La polizia ferma la cena “IoApro” e multa i clienti, lacrime per la titolare: “Questa è la nostra fine” [VIDEO e FOTO]

Una ventina i clienti presenti e multati: “Paghiamo lo stesso il conto”. Lacrime e disperazione alla trattoria Cerere: “Chiedo a mia madre i soldi per vivere”

La polizia ferma la cena “IoApro” e multa i clienti, lacrime per la titolare: “Questa è la nostra fine” [VIDEO e FOTO]

E’ finita in lacrime la cena alla trattoria Cecere, ristorante torinese che ha aderito all’iniziativa di protesta IoApro1501 e, nonostante i divieti, ha aperto regolarmente le sue porte ai clienti.

La polizia in borghese è intervenuta mentre i commensali si erano appena seduti a tavola, interrompendo la cena. Multati tutti i clienti e la titolare della trattoria, che ha ricevuto un verbale di 300 euro se pagato entro 5 giorni. Gli agenti della Questura hanno anche disposto la chiusura del locale per cinque giorni.
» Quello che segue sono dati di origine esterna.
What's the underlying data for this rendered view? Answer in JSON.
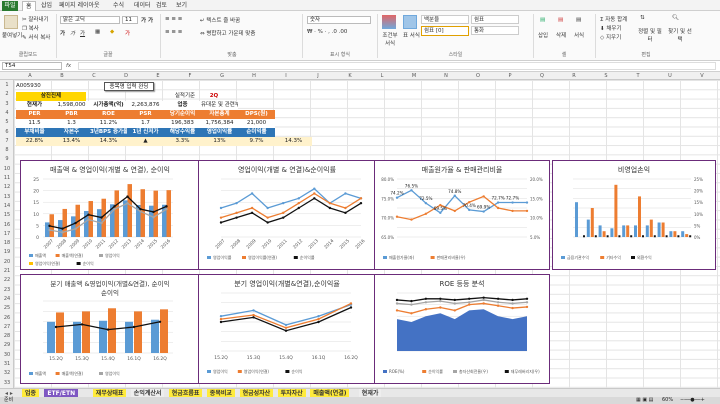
{
  "menu": {
    "file": "파일",
    "tabs": [
      "홈",
      "삽입",
      "페이지 레이아웃",
      "수식",
      "데이터",
      "검토",
      "보기"
    ]
  },
  "ribbon": {
    "paste": "붙여넣기",
    "cut": "잘라내기",
    "copy": "복사",
    "format_painter": "서식 복사",
    "font": "맑은 고딕",
    "font_size": "11",
    "wrap_text": "텍스트 줄 바꿈",
    "merge": "병합하고 가운데 맞춤",
    "number_format": "숫자",
    "style_bad": "백분율",
    "style_good": "쉼표",
    "style_sel": "쉼표 [0]",
    "style_currency": "통화",
    "cond_format": "조건부 서식",
    "table_format": "표 서식",
    "cell_style": "셀 스타일",
    "insert": "삽입",
    "delete": "삭제",
    "format": "서식",
    "autosum": "자동 합계",
    "fill": "채우기",
    "clear": "지우기",
    "sort": "정렬 및 필터",
    "find": "찾기 및 선택",
    "groups": [
      "클립보드",
      "글꼴",
      "맞춤",
      "표시 형식",
      "스타일",
      "셀",
      "편집"
    ]
  },
  "formula_bar": {
    "name_box": "T54",
    "fx": "fx",
    "content": ""
  },
  "columns": [
    "A",
    "B",
    "C",
    "D",
    "E",
    "F",
    "G",
    "H",
    "I",
    "J",
    "K",
    "L",
    "M",
    "N",
    "O",
    "P",
    "Q",
    "R",
    "S",
    "T",
    "U",
    "V"
  ],
  "rows": [
    "1",
    "2",
    "3",
    "4",
    "5",
    "6",
    "7",
    "8",
    "9",
    "10",
    "11",
    "12",
    "13",
    "14",
    "15",
    "16",
    "17",
    "18",
    "19",
    "20",
    "21",
    "22",
    "23",
    "24",
    "25",
    "26",
    "27",
    "28",
    "29",
    "30",
    "31",
    "32",
    "33"
  ],
  "sheet": {
    "code": "A005930",
    "button": "종목명 입력 완딩",
    "company": "삼진진제",
    "period_label": "실적기준",
    "period": "2Q",
    "row3": [
      "현재가",
      "1,598,000",
      "시가총액(억)",
      "2,263,876",
      "업종",
      "유대운 및 관련부품"
    ],
    "row4": [
      "PER",
      "PBR",
      "ROE",
      "PSR",
      "당기순이익",
      "자본총계",
      "DPS(원)"
    ],
    "row5": [
      "11.5",
      "1.3",
      "11.2%",
      "1.7",
      "196,383",
      "1,756,384",
      "21,000"
    ],
    "row6": [
      "부채비율",
      "자본주",
      "3년BPS 증가율",
      "1년 신저가",
      "해당수익률",
      "영업이익률",
      "순이익률"
    ],
    "row7": [
      "22.8%",
      "13.4%",
      "14.3%",
      "▲",
      "3.3%",
      "13%",
      "9.7%",
      "14.3%"
    ]
  },
  "charts": {
    "c1": {
      "title": "매출액 & 영업이익(개별 & 연결), 순이익",
      "legend": [
        "매출액",
        "매출액(연결)",
        "영업이익",
        "영업이익(연결)",
        "순이익"
      ]
    },
    "c2": {
      "title": "영업이익(개별 & 연결)&순이익률",
      "legend": [
        "영업이익률",
        "영업이익률(연결)",
        "순이익률"
      ]
    },
    "c3": {
      "title": "매출원가율 & 판매관리비율",
      "legend": [
        "매출원가율(좌)",
        "판매관리비율(우)"
      ],
      "labels": [
        "74.2%",
        "76.5%",
        "72.5%",
        "69.5%",
        "74.8%",
        "70.4%",
        "69.9%",
        "72.7%",
        "72.7%"
      ]
    },
    "c4": {
      "title": "비영업손익",
      "legend": [
        "금융기관수익",
        "기타수익",
        "외환수익"
      ]
    },
    "c5": {
      "title": "분기 매출액 &영업이익(개별&연결), 순이익",
      "legend": [
        "매출액",
        "매출액(연결)",
        "영업이익"
      ]
    },
    "c6": {
      "title": "분기 영업이익(개별&연결),순이익율",
      "legend": [
        "영업이익",
        "영업이익(연결)",
        "순이익"
      ]
    },
    "c7": {
      "title": "ROE 등등 분석",
      "legend": [
        "ROE(%)",
        "순이익률",
        "총자산회전율(우)",
        "재무레버리지(우)"
      ]
    }
  },
  "chart_data": [
    {
      "type": "bar",
      "title": "매출액 & 영업이익(개별 & 연결), 순이익",
      "categories": [
        "2007",
        "2008",
        "2009",
        "2010",
        "2011",
        "2012",
        "2013",
        "2014",
        "2015",
        "2016"
      ],
      "series": [
        {
          "name": "매출액",
          "values": [
            6.3,
            7.3,
            8.9,
            11.2,
            12.0,
            14.1,
            15.8,
            13.8,
            13.5,
            13.9
          ]
        },
        {
          "name": "매출액(연결)",
          "values": [
            9.8,
            12.1,
            13.9,
            15.5,
            16.5,
            20.1,
            22.8,
            20.6,
            20.0,
            20.2
          ]
        },
        {
          "name": "영업이익",
          "values": [
            0.6,
            0.4,
            0.7,
            1.5,
            1.2,
            2.4,
            2.9,
            2.2,
            1.7,
            2.4
          ]
        },
        {
          "name": "순이익",
          "values": [
            0.8,
            0.6,
            1.0,
            1.6,
            1.4,
            2.2,
            2.9,
            2.0,
            1.8,
            2.2
          ]
        }
      ],
      "ylim": [
        0,
        25
      ]
    },
    {
      "type": "line",
      "title": "매출원가율 & 판매관리비율",
      "categories": [
        "2007",
        "2008",
        "2009",
        "2010",
        "2011",
        "2012",
        "2013",
        "2014",
        "2015",
        "2016"
      ],
      "series": [
        {
          "name": "매출원가율(좌)",
          "values": [
            74.2,
            76.5,
            72.5,
            69.5,
            74.8,
            70.4,
            69.9,
            72.7,
            72.7,
            72.7
          ]
        }
      ],
      "ylim": [
        62,
        80
      ]
    }
  ],
  "sheet_tabs": [
    "업종",
    "ETF/ETN",
    "재무상태표",
    "손익계산서",
    "현금흐름표",
    "종목비교",
    "현금성자산",
    "투자자산",
    "매출액(연결)",
    "현재가"
  ],
  "status": {
    "ready": "준비",
    "zoom": "60%"
  }
}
Ho 40 anni e ho sempre lavorato, a 21 anni sono andata a vivere da sola, comprando una casa e facendo un mutuo: a 40 anni mi ritrovo a chiedere i soldi a mia madre per vivere. Non ne posso più” ha affermato in lacrime la titolare.

I clienti rimasti fuori ma che avevano prenotato la cena, si sono offerti di pagargliela comunque per offrirle un supporto e lanciare un messaggio. Lei, Francesca Lazzarin, spiega il motivo che l’ha spinta ad aderire all’iniziativa IoApro1501 e a sfidare i divieti: “Non ho più niente da perdere, in banca sono in rosso. Siamo aperti da 8 anni, questa è la nostra fine”.

In tanti, almeno sui social, hanno parlato di scelta irresponsabile. La titolare della trattoria, però, si difende così: “E’ una scelta irresponsabile? Si. La pandemia esiste, ma se ognuno lavora rispettando i protocolli perché non deve poter lavorare? Abbiamo fatto qualsiasi cosa: rispetto delle distanze, menù, tovaglie e posate usa e getta, grissini monouso, cosa dobbiamo fare di più?”. 

Parecchi i clienti che,sanzionati dalla polizia, hanno comunque voluto presenziare alla cena: “Vogliamo manifestare in maniera pacifica lecita il nostro dissenso. Perché rimanere chiusi in casa quando abbiamo capito che non è questa la modalità con cui si propagano i contagi?”.

Si chiude così una cena salatissima, costata cara sia alla titolare che ai clienti. La polizia, riscontrato l’illecito, non ha potuto far altro che sanzionare e chiudere la trattoria, pur comprendendo il dramma vissuto dai ristoratori.